To identify relevant trials, we searched for published reports of RCTs with binary primary outcomes in five major medical journals: The Lancet, British Medical Journal (BMJ), Journal of the American Medical Association (JAMA), Annals of Internal Medicine and the New England Journal of Medicine (NEJM) between January and May 2019. Each RCT was then assessed for its adherence to item 17b of the CONSORT statement. Correct adherence was considered when both relative and absolute effect sizes (including their confidence intervals) were presented in the results section of the paper. Screening of trials and data collection was performed independently and then checked by at least one other student with discrepancies resolved by a senior academic.
What did we find?
Our search returned 267 potentially eligible articles. 147 were identified as RCTs and, of these, 93 had a binary primary outcome. Our search is summarised in figure 1.
The number of RCTs with binary outcomes meeting item 17b of the CONSORT reporting guidelines is presented in Table 1. Overall, only 24% of included articles were found to adhere to item 17b of the CONSORT statement.

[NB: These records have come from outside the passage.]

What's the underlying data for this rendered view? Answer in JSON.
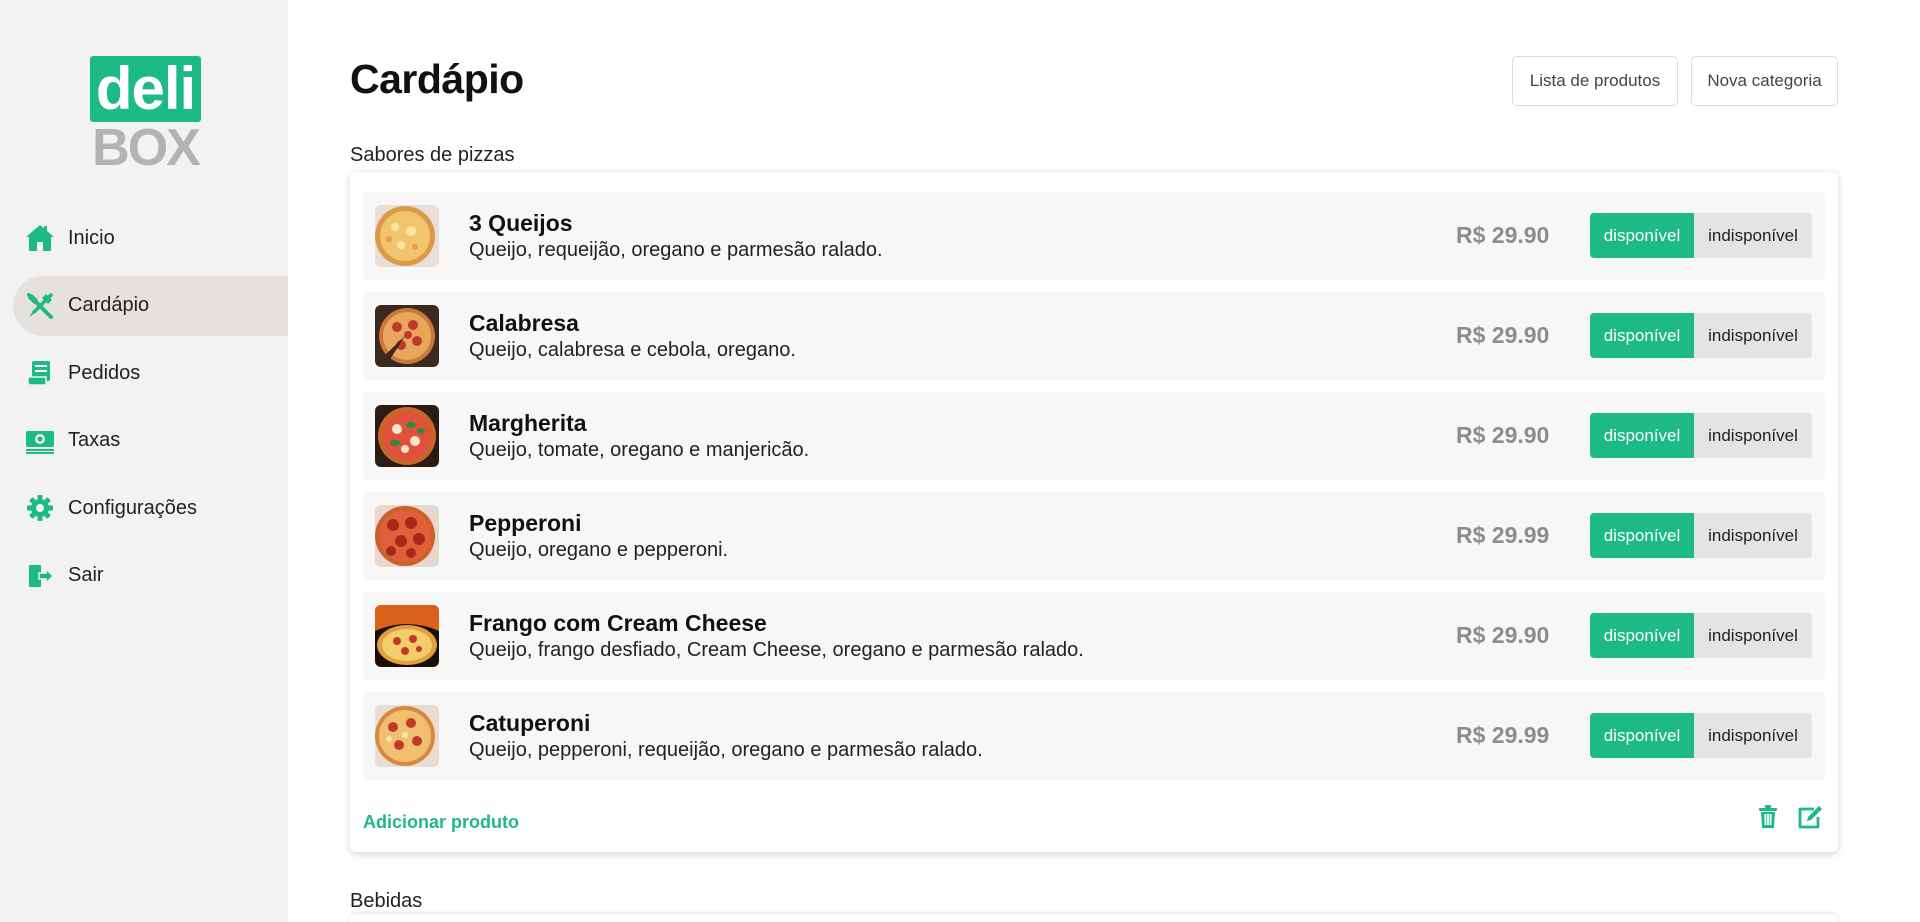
{
  "logo": {
    "top": "deli",
    "bottom": "BOX"
  },
  "sidebar": {
    "items": [
      {
        "label": "Inicio",
        "icon": "home-icon",
        "active": false
      },
      {
        "label": "Cardápio",
        "icon": "utensils-icon",
        "active": true
      },
      {
        "label": "Pedidos",
        "icon": "receipt-icon",
        "active": false
      },
      {
        "label": "Taxas",
        "icon": "money-icon",
        "active": false
      },
      {
        "label": "Configurações",
        "icon": "gear-icon",
        "active": false
      },
      {
        "label": "Sair",
        "icon": "logout-icon",
        "active": false
      }
    ]
  },
  "header": {
    "title": "Cardápio",
    "list_products_label": "Lista de produtos",
    "new_category_label": "Nova categoria"
  },
  "categories": [
    {
      "title": "Sabores de pizzas",
      "add_product_label": "Adicionar produto",
      "products": [
        {
          "name": "3 Queijos",
          "description": "Queijo, requeijão, oregano e parmesão ralado.",
          "price": "R$ 29.90",
          "available_label": "disponível",
          "unavailable_label": "indisponível"
        },
        {
          "name": "Calabresa",
          "description": "Queijo, calabresa e cebola, oregano.",
          "price": "R$ 29.90",
          "available_label": "disponível",
          "unavailable_label": "indisponível"
        },
        {
          "name": "Margherita",
          "description": "Queijo, tomate, oregano e manjericão.",
          "price": "R$ 29.90",
          "available_label": "disponível",
          "unavailable_label": "indisponível"
        },
        {
          "name": "Pepperoni",
          "description": "Queijo, oregano e pepperoni.",
          "price": "R$ 29.99",
          "available_label": "disponível",
          "unavailable_label": "indisponível"
        },
        {
          "name": "Frango com Cream Cheese",
          "description": "Queijo, frango desfiado, Cream Cheese, oregano e parmesão ralado.",
          "price": "R$ 29.90",
          "available_label": "disponível",
          "unavailable_label": "indisponível"
        },
        {
          "name": "Catuperoni",
          "description": "Queijo, pepperoni, requeijão, oregano e parmesão ralado.",
          "price": "R$ 29.99",
          "available_label": "disponível",
          "unavailable_label": "indisponível"
        }
      ]
    },
    {
      "title": "Bebidas"
    }
  ],
  "colors": {
    "accent": "#1dba84",
    "sidebar_bg": "#f2f2f2",
    "active_item_bg": "#e4e1df",
    "row_bg": "#f7f7f7",
    "price": "#8c8c8c"
  }
}
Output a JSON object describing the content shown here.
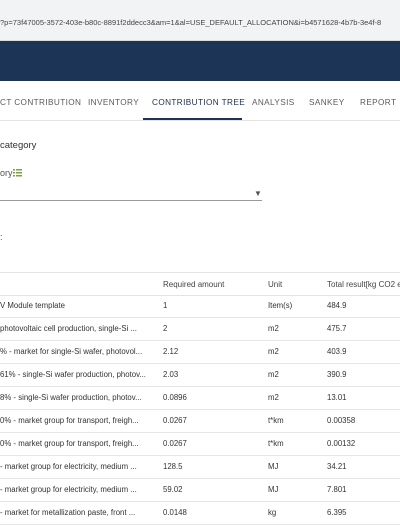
{
  "browser": {
    "url": "?p=73f47005-3572-403e-b80c-8891f2ddecc3&am=1&al=USE_DEFAULT_ALLOCATION&i=b4571628-4b7b-3e4f-8"
  },
  "tabs": [
    {
      "label": "CT CONTRIBUTION"
    },
    {
      "label": "INVENTORY"
    },
    {
      "label": "CONTRIBUTION TREE"
    },
    {
      "label": "ANALYSIS"
    },
    {
      "label": "SANKEY"
    },
    {
      "label": "REPORT"
    }
  ],
  "active_tab": "CONTRIBUTION TREE",
  "section": {
    "heading": "category",
    "subheading": "ory",
    "colon": ":"
  },
  "table": {
    "headers": [
      "",
      "Required amount",
      "Unit",
      "Total result[kg CO2 e"
    ],
    "rows": [
      [
        "V Module template",
        "1",
        "Item(s)",
        "484.9"
      ],
      [
        "photovoltaic cell production, single-Si ...",
        "2",
        "m2",
        "475.7"
      ],
      [
        "% - market for single-Si wafer, photovol...",
        "2.12",
        "m2",
        "403.9"
      ],
      [
        "61% - single-Si wafer production, photov...",
        "2.03",
        "m2",
        "390.9"
      ],
      [
        "8% - single-Si wafer production, photov...",
        "0.0896",
        "m2",
        "13.01"
      ],
      [
        "0% - market group for transport, freigh...",
        "0.0267",
        "t*km",
        "0.00358"
      ],
      [
        "0% - market group for transport, freigh...",
        "0.0267",
        "t*km",
        "0.00132"
      ],
      [
        "- market group for electricity, medium ...",
        "128.5",
        "MJ",
        "34.21"
      ],
      [
        "- market group for electricity, medium ...",
        "59.02",
        "MJ",
        "7.801"
      ],
      [
        "- market for metallization paste, front ...",
        "0.0148",
        "kg",
        "6.395"
      ]
    ]
  },
  "colors": {
    "appbar": "#1c3556",
    "accent": "#1c3556"
  }
}
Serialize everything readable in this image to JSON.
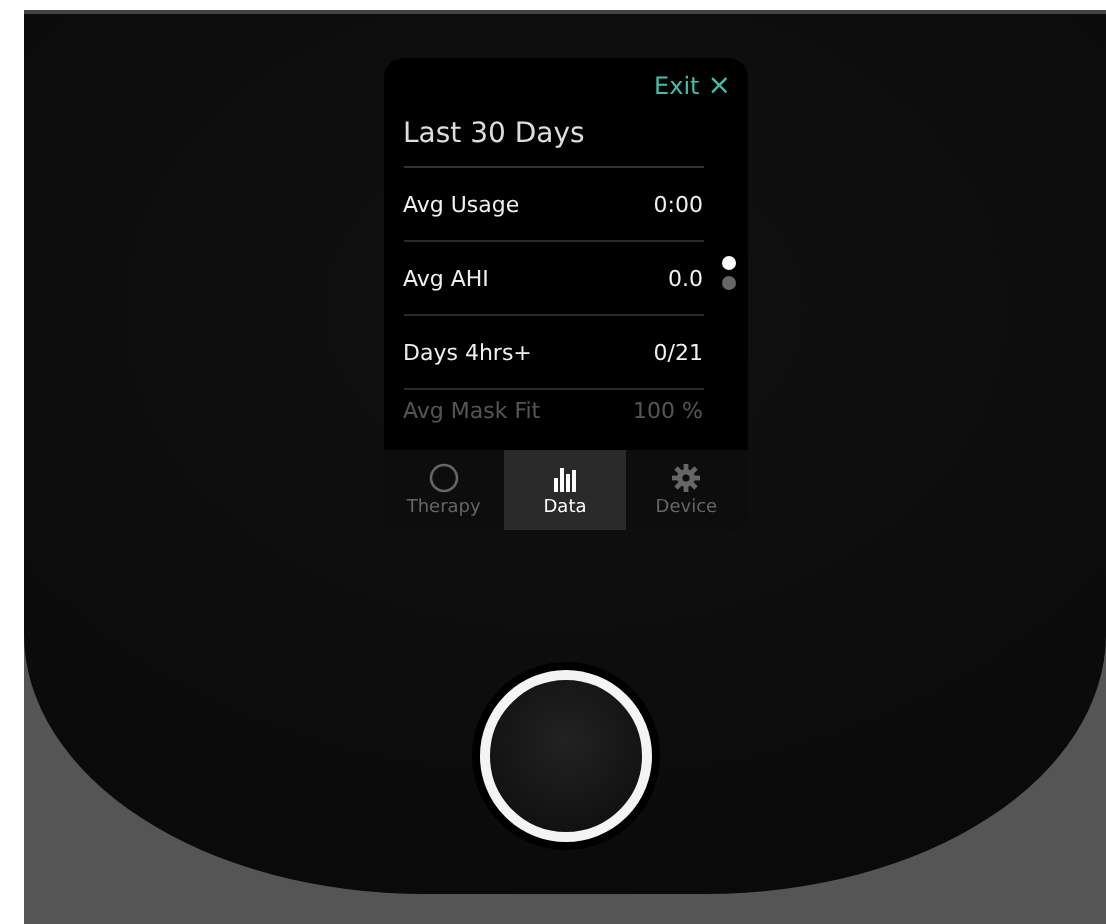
{
  "screen": {
    "exit_label": "Exit",
    "close_glyph": "×",
    "title": "Last 30 Days",
    "stats": [
      {
        "label": "Avg Usage",
        "value": "0:00",
        "faded": false
      },
      {
        "label": "Avg AHI",
        "value": "0.0",
        "faded": false
      },
      {
        "label": "Days 4hrs+",
        "value": "0/21",
        "faded": false
      },
      {
        "label": "Avg Mask Fit",
        "value": "100 %",
        "faded": true
      }
    ],
    "pages": [
      {
        "selected": true
      },
      {
        "selected": false
      }
    ],
    "tabs": [
      {
        "label": "Therapy",
        "selected": false
      },
      {
        "label": "Data",
        "selected": true
      },
      {
        "label": "Device",
        "selected": false
      }
    ]
  }
}
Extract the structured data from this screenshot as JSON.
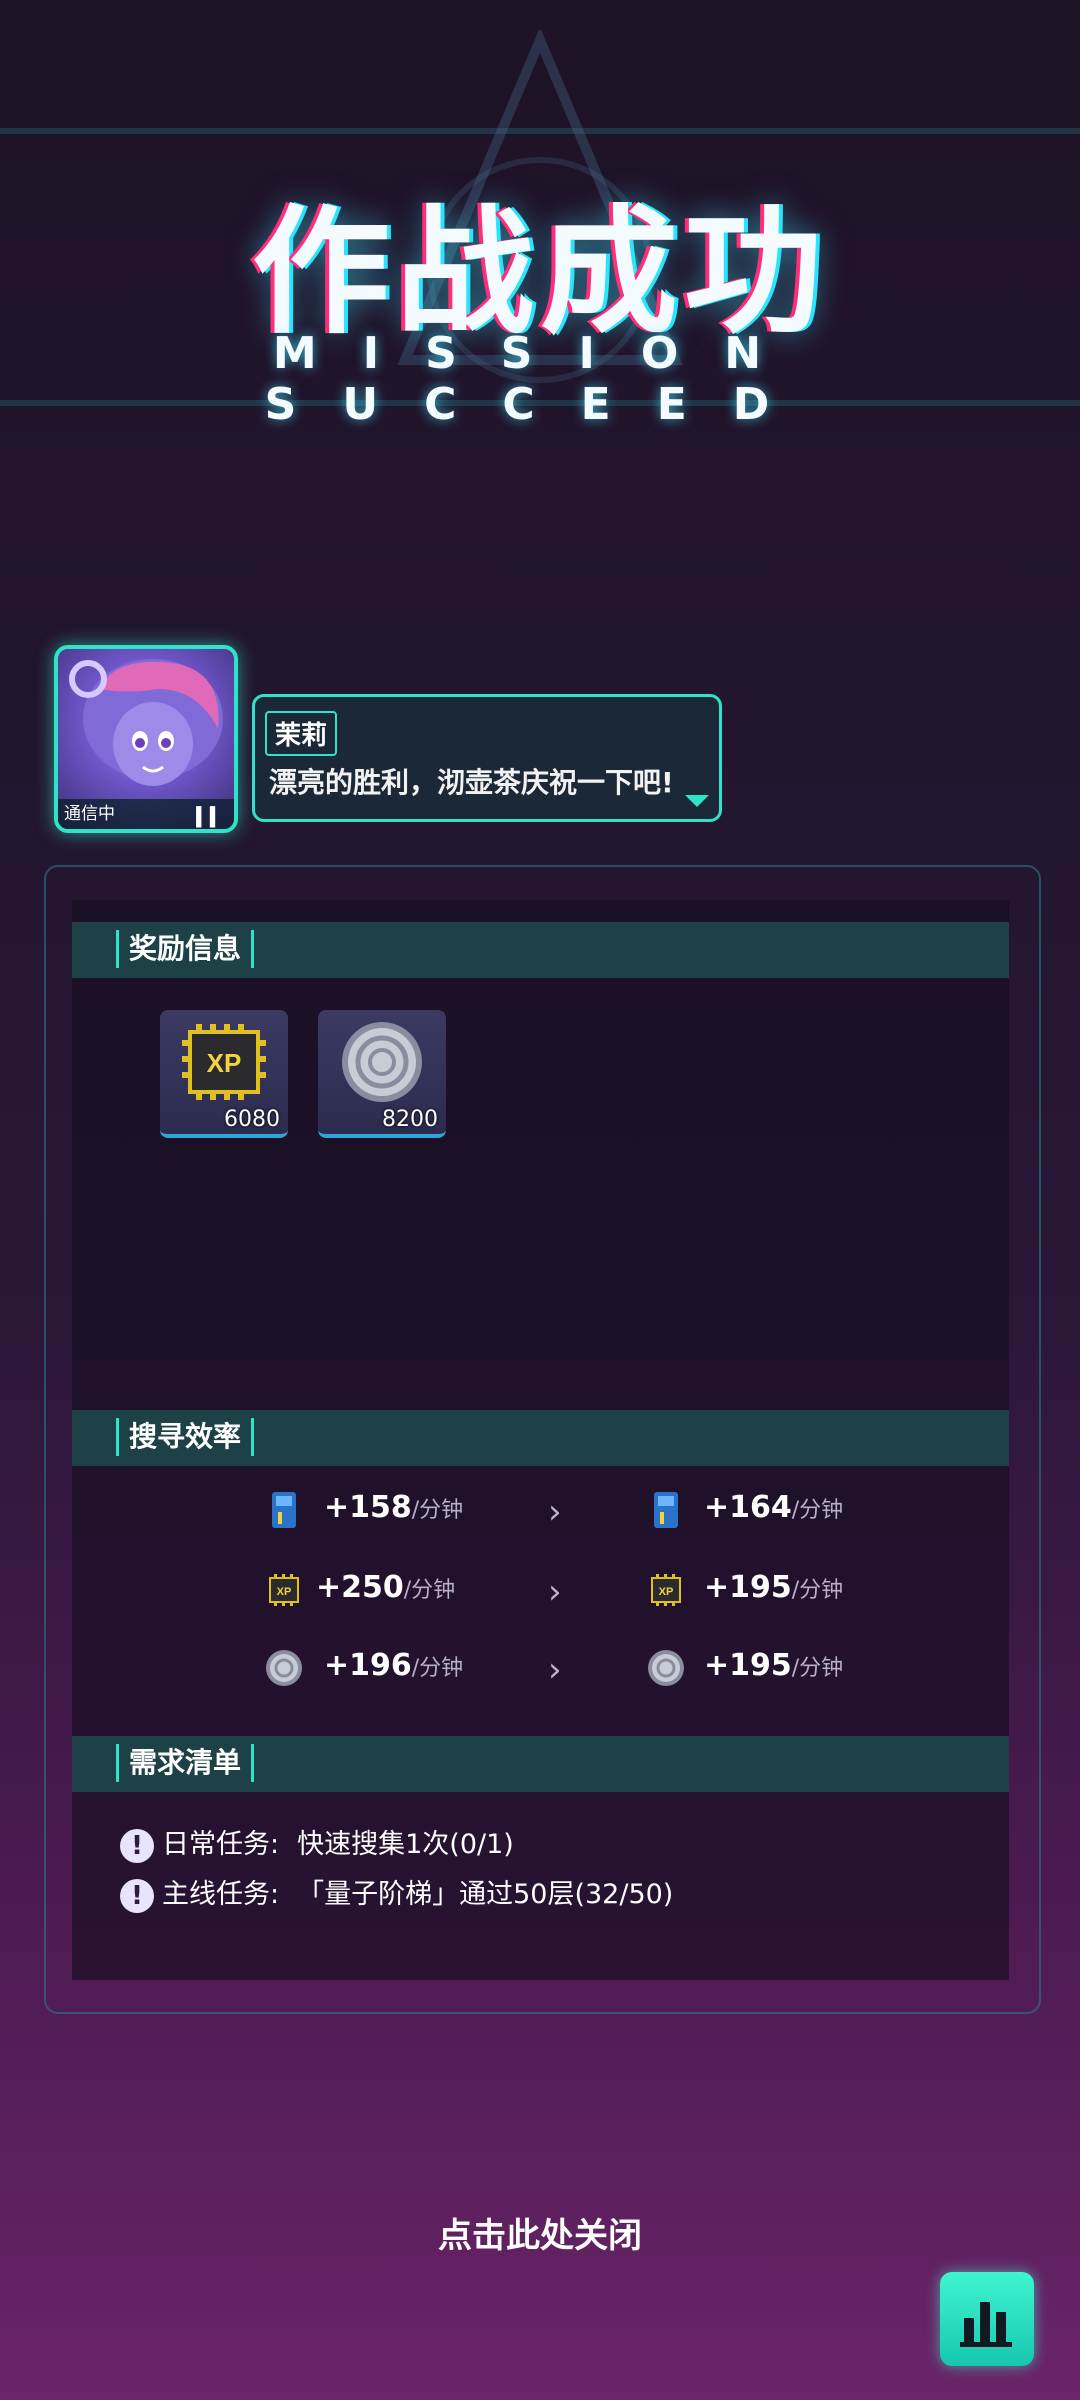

Table 1: Summary of findings per journal
|Journal||No. of primary search articles||No. of RCTs||No. of RCTs with binary outcomes||No. of binary RCTs following CONSORT 17b. guideline (%)|
Implications and discussion
Overall, adherence to item 17b of the CONSORT guideline was poor. Of the 5 journals studied, 2 (BMJ and JAMA) required authors to submit completed checklists that explicitly showed that they met each item of the CONSORT statement. Unsurprisingly, articles within these 2 journals showed greater adherence to the guidelines. However, adherence was still not 100% across these journals: articles published in the BMJ showed 100% adherence whilst those in JAMA only did so 45% of the time. Moreover, the 100% adherence demonstrated by the BMJ is tempered by the small number of trials with binary outcomes published in this journal during our study period.
Our findings suggest that, despite their wide endorsement, many leading medical journals do not currently have effective methods of ensuring that the CONSORT guidelines for reporting binary outcomes in RCTs are adhered to. This has important implications for the interpretation of the research they publish, including fostering the misinterpretation of trial results by health professionals, patients and policymakers.
Figure 2: Number of RCTs published in the top 5 medical journals between
January and May 2019 meeting item 17b of the CONSORT statement.
What did we learn and where next?
This study was a valuable learning opportunity in many ways. Firstly, it has provided us with tools on how to organise a study of our own, and given us a better understanding of the principles underlying the reporting of RCTs. Furthermore it has highlighted to us that journals do not always adhere to standardization protocols, making us more cautious about the way we interpret evidence, and affirming the importance of critical appraisal. Thus, we feel better equipped to appraise evidence as clinicians after graduation and more driven to take part in academic work during our careers.
We’re aiming to finish up our project by obtaining the CONSORT checklists for papers in journals that require them, and then reconcile these with our findings. This may shed light on potential reasons why the guidelines were not adhered to. We hope to eventually write and present these results up more formally for submission to a journal.